After an emotional day and some meditation, slowly my old passphrase came back to me and I was able to decrypt one of my disk images. I was able to rescue my PGP keys and from there I was able to recover everything I had.

I plan to get a bit more serious about distributing copies of my PGP key since I use it so widely. With my PGP key I should be able to always recover everything since I keep all my other key material encrypted with it. Instead of a single USB drive in a safe deposit box, I want to keep two identical USB keys, one at home and one in the box. When I want to update the data, I will update the one at home, swap it with the one in the box, and update the second one and keep it at home until the next update is needed.

I have also gotten more serious about automatic backup. Turns out that NixOS already comes with a tarsnap system service. All that one has to do is place one’s write-only tarsnap key in the appropriate place and specify which directories to back up. I am hoping to make system recovery even easier by also backing up my ~/.nix-profile/manifest.nix, /root/.nix-profile/manifest.nix,/nix/var/nix/profiles/default/manifest.nix, /nix/var/nix/profiles/per-user/*/profile/manifest.nix, /etc/nixos and /var/lib.There are probably a few more things I should back up, like my user profiles, but I am not yet sure how best to do that.

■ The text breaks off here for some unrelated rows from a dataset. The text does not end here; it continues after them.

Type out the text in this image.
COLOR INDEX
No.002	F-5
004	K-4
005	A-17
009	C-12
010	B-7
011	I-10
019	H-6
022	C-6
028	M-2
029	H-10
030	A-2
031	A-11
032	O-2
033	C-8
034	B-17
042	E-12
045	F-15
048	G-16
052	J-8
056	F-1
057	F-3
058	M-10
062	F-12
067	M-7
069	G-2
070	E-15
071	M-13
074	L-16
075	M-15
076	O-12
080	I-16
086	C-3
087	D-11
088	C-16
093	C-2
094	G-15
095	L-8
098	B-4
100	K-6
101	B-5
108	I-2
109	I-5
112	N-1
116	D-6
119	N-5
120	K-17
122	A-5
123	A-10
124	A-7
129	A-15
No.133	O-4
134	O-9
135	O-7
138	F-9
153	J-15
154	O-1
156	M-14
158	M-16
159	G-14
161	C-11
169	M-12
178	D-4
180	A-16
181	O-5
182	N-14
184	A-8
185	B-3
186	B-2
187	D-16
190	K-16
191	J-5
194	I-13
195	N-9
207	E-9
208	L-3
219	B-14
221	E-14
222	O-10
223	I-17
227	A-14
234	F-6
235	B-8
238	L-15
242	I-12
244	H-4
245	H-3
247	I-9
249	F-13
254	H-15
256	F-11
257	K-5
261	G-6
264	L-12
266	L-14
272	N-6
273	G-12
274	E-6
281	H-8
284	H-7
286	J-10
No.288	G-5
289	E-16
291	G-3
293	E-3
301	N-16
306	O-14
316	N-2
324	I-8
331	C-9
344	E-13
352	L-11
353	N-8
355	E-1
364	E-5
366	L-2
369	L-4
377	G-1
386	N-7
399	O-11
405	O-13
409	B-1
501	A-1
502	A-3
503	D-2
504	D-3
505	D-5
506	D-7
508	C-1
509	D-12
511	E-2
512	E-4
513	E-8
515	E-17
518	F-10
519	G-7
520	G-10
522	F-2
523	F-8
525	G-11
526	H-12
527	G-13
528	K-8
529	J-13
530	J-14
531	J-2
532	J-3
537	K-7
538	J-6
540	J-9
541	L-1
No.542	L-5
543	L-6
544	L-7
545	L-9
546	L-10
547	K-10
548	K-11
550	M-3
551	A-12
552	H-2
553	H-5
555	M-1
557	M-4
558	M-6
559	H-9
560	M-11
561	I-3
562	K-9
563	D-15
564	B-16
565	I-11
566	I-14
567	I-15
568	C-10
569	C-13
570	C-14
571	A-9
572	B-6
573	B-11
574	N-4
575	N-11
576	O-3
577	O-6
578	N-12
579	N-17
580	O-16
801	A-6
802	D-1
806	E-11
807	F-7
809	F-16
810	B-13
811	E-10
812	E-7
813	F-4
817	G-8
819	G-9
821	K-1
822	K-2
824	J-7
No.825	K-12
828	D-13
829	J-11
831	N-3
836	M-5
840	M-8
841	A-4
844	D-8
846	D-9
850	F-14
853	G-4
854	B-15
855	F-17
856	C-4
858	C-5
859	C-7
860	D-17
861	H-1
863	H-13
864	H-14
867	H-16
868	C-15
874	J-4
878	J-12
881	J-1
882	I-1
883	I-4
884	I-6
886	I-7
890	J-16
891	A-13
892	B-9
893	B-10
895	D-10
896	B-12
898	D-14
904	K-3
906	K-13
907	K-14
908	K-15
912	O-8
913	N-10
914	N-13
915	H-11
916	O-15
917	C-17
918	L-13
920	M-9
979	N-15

I also want to restart my programme of escrow for my passwords in case something happens to me. I need to improve my documentation of password list to make it easier for others to use. I will use ssss to split my master password and distribute among my escrow agents. The nice thing about public-key cryptography is that I can assign escrow agents without requiring anything from them beyond the fact that they already possess and use PGP keys. I do not even need to inform them that they are my escrow agents. The encrypted components will be stored on my USB drive in the safe deposit box.

Overall, I am glad to have narrowly avoid disaster and have definitely learned some lessons. Check your backup policy everyone!